Have you ever seen that Far Side comic where the Fourth wiseman gets rejected from the manger because he brought fruitcake? Well here’s what else he would have been turned away for: chocolate puff pastry!
It’s an abomination that only the American market could support. For however many centuries the French have been making puff pastry, they knew instinctively that the only way to make it chocolaty was to fill it with big chunks of chocolate. To flavor the actual pastry with cocoa powder creates something that is sort of neither here nor there…not chocolaty (is that even a word?) enough to be good, but enough to get in the way of the other flavors.
It serves me right for being too lazy to make my own puff pastry from scratch. But this company, DuFour, makes a frozen one that is easily as good as anything I could do, so I went to the store, grabbed a box, and put it in the fridge to defrost at home. I made my frangipane filling for a traditional Galette des Rois (Kings’ cake), pulled out my puff pastry, and noticed the little brown label in the corner: chocolate.
In a further (and more incriminating) onrush of laziness, I neglected to go back to the store and exchange it, and instead talked myself into trying a new thing.
I will post the recipe anyway, because I think with regular pastry this would have been perfectly delicious. Make changes at your own risk!!
Frangipane

1/2 cup butter, softened
1/2 cup ground almonds
1/2 cup sugar
2 eggs
3 tblsp. flour
2 tblsp. amaretto
pinch of salt

1 packet puff pastry

1 egg for egg wash

Mix all the ingredients for the frangipane and set aside.

Line a baking sheet with parchment paper.

Pre-heat oven to 450 degrees.

Lay out the puff pastry and cut in half. Whisk the egg for the egg wash with a fork and add a tiny bit of water. Brush the rim of one pastry sheet with the egg wash. Using a spoon or a big piping bag, place a layer of frangipane within the egg wash rim (not too thick or it will spill out during baking…maybe a quarter inch or a little more).
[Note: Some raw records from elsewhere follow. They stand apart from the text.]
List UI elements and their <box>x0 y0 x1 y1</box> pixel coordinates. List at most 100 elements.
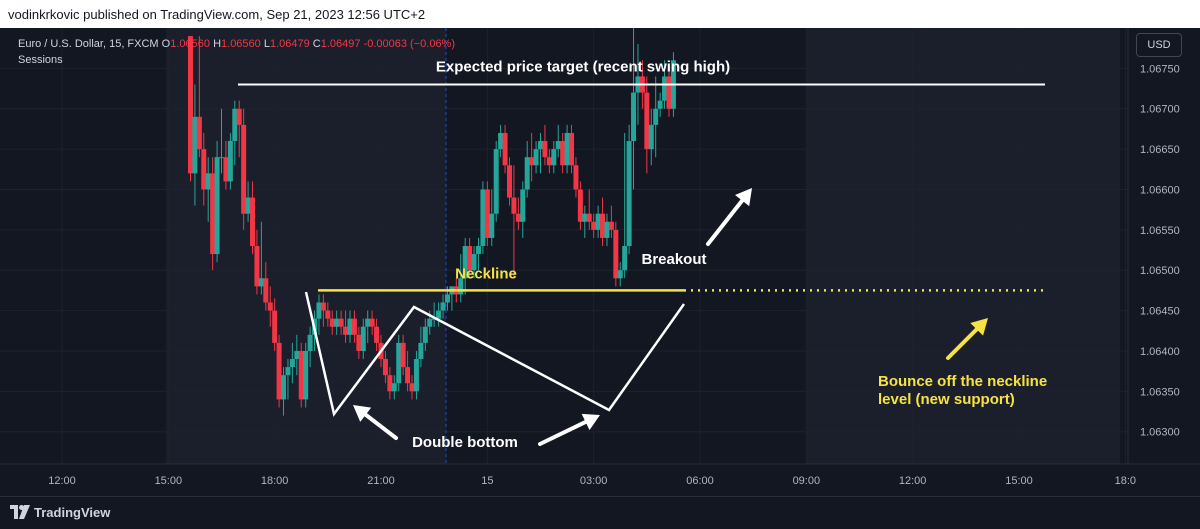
candle-body <box>360 326 366 351</box>
price-tick-label: 1.06350 <box>1140 386 1180 398</box>
candle-body <box>391 383 397 392</box>
tradingview-logo-icon[interactable] <box>10 505 30 519</box>
candle-body <box>546 157 552 166</box>
price-tick-label: 1.06450 <box>1140 306 1180 318</box>
candle-body <box>648 124 654 150</box>
candle-body <box>653 108 659 125</box>
footer: TradingView <box>0 496 1200 529</box>
low-value: 1.06479 <box>269 38 310 50</box>
high-value: 1.06560 <box>221 38 261 50</box>
candle-body <box>374 326 380 343</box>
time-tick-label: 15:00 <box>155 475 183 487</box>
time-tick-label: 21:00 <box>367 475 395 487</box>
candle-body <box>493 149 499 214</box>
candle-body <box>600 213 606 238</box>
candle-body <box>569 132 575 166</box>
time-tick-label: 18:0 <box>1115 475 1136 487</box>
candle-body <box>462 246 468 279</box>
candle-body <box>520 189 526 222</box>
candle-body <box>258 278 264 287</box>
candle-body <box>480 189 486 246</box>
price-tick-label: 1.06750 <box>1140 63 1180 75</box>
price-chart[interactable]: Expected price target (recent swing high… <box>0 28 1200 496</box>
price-tick-label: 1.06300 <box>1140 427 1180 439</box>
candle-body <box>413 359 419 392</box>
candle-body <box>387 375 393 392</box>
arrow-breakout-shaft <box>706 198 745 246</box>
price-tick-label: 1.06400 <box>1140 346 1180 358</box>
arrow-bounce-head <box>970 318 988 336</box>
arrow-double-bottom-right-head <box>581 413 600 431</box>
candle-body <box>524 157 530 190</box>
candle-body <box>458 278 464 295</box>
brand-name[interactable]: TradingView <box>34 505 111 520</box>
sessions-indicator[interactable]: Sessions <box>18 54 63 66</box>
candle-body <box>396 342 402 384</box>
candle-body <box>591 221 597 230</box>
candles <box>187 28 676 416</box>
candle-body <box>254 246 260 287</box>
candle-body <box>436 310 442 319</box>
candle-body <box>192 116 198 174</box>
arrow-double-bottom-left-head <box>353 405 372 422</box>
time-tick-label: 12:00 <box>899 475 927 487</box>
candle-body <box>307 334 313 351</box>
candle-body <box>489 213 495 238</box>
bounce-label-line: Bounce off the neckline <box>878 373 1047 390</box>
change-value: -0.00063 (−0.06%) <box>363 38 455 50</box>
candle-body <box>201 149 207 190</box>
candle-body <box>400 342 406 368</box>
price-tick-label: 1.06500 <box>1140 265 1180 277</box>
candle-body <box>511 197 517 214</box>
candle-body <box>205 173 211 190</box>
candle-body <box>586 213 592 222</box>
candle-body <box>343 326 349 335</box>
candle-body <box>210 173 216 255</box>
candle-body <box>347 318 353 335</box>
candle-body <box>515 213 521 222</box>
candle-body <box>471 254 477 271</box>
arrow-double-bottom-right-shaft <box>538 419 588 446</box>
double-bottom-label: Double bottom <box>412 434 518 451</box>
time-tick-label: 03:00 <box>580 475 608 487</box>
candle-body <box>604 221 610 238</box>
candle-body <box>560 141 566 166</box>
price-axis[interactable]: 1.06750 1.06700 1.06650 1.06600 1.06550 1.065… <box>1127 28 1180 464</box>
price-tick-label: 1.06600 <box>1140 184 1180 196</box>
candle-body <box>564 132 570 166</box>
close-label: C <box>312 38 321 50</box>
candle-body <box>542 141 548 158</box>
currency-button[interactable]: USD <box>1136 33 1182 57</box>
candle-body <box>467 246 473 271</box>
double-bottom-pattern <box>304 291 686 417</box>
time-tick-label: 15:00 <box>1005 475 1033 487</box>
arrow-bounce-shaft <box>946 327 979 360</box>
time-tick-label: 09:00 <box>793 475 821 487</box>
price-tick-label: 1.06650 <box>1140 144 1180 156</box>
candle-body <box>316 302 322 319</box>
candle-body <box>582 213 588 222</box>
candle-body <box>214 157 220 255</box>
symbol-legend: Euro / U.S. Dollar, 15, FXCM O1.06560 H1… <box>18 38 455 50</box>
candle-body <box>267 302 273 311</box>
publish-info: vodinkrkovic published on TradingView.co… <box>8 7 426 22</box>
candle-body <box>631 92 637 142</box>
time-tick-label: 12:00 <box>48 475 76 487</box>
price-tick-label: 1.06550 <box>1140 225 1180 237</box>
candle-body <box>298 350 304 400</box>
candle-body <box>418 342 424 360</box>
candle-body <box>382 359 388 376</box>
time-tick-label: 15 <box>481 475 493 487</box>
candle-body <box>303 350 309 400</box>
candle-body <box>351 318 357 335</box>
symbol-name: Euro / U.S. Dollar, 15, FXCM <box>18 38 159 50</box>
time-axis[interactable]: 12:00 15:00 18:00 21:00 15 03:00 06:00 09:00 12:… <box>0 463 1200 487</box>
candle-body <box>573 165 579 190</box>
candle-body <box>223 157 229 182</box>
candle-body <box>484 189 490 238</box>
candle-body <box>276 342 282 400</box>
candle-body <box>263 278 269 303</box>
candle-body <box>187 36 193 174</box>
candle-body <box>444 294 450 303</box>
drawings: Expected price target (recent swing high… <box>238 59 1047 451</box>
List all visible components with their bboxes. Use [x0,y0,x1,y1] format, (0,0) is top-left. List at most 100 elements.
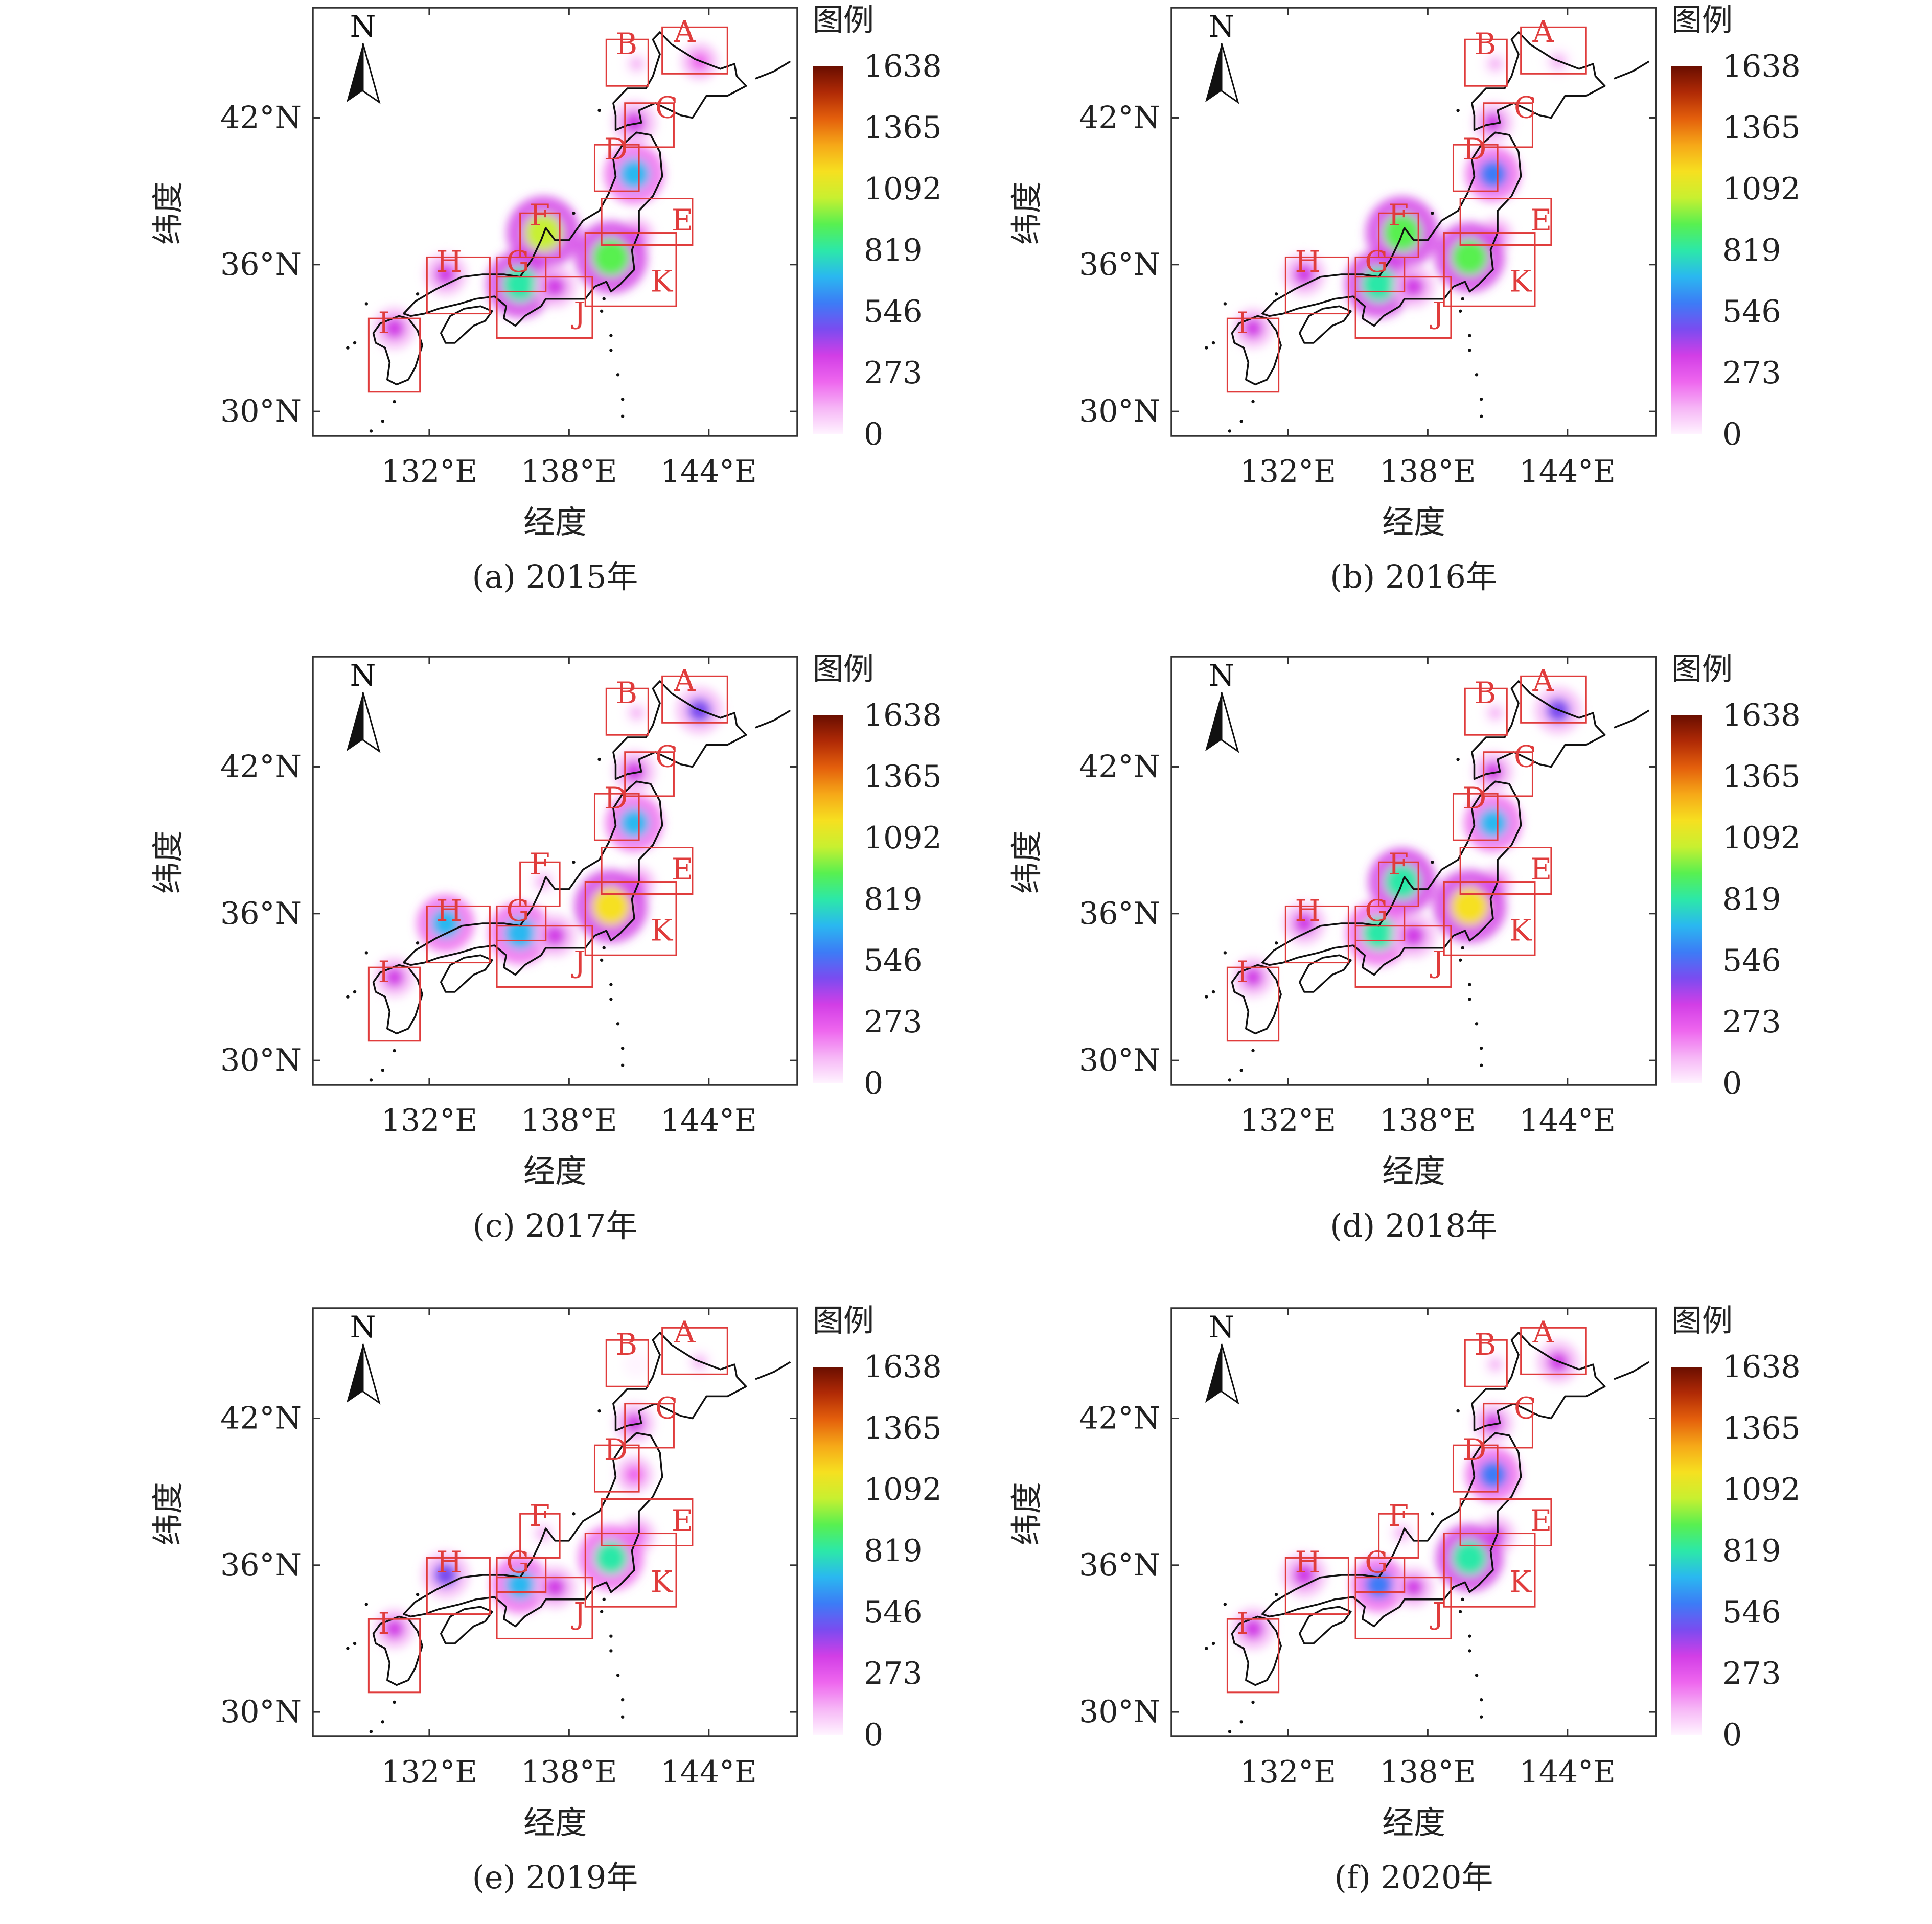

Place the second layer of puff pastry on top and press down the edges so they stick together. Brush the top of the tart with egg wash, making sure not to get any on the sides (otherwise it won’t puff up). Using the back of a knife, gently score the egg wash to make any pattern you desire.

Bake at 450 for 10 minutes, then lower the temperature to 350 and bake another 20-25 minutes, until it turns golden brown.

Serve the same day for best results!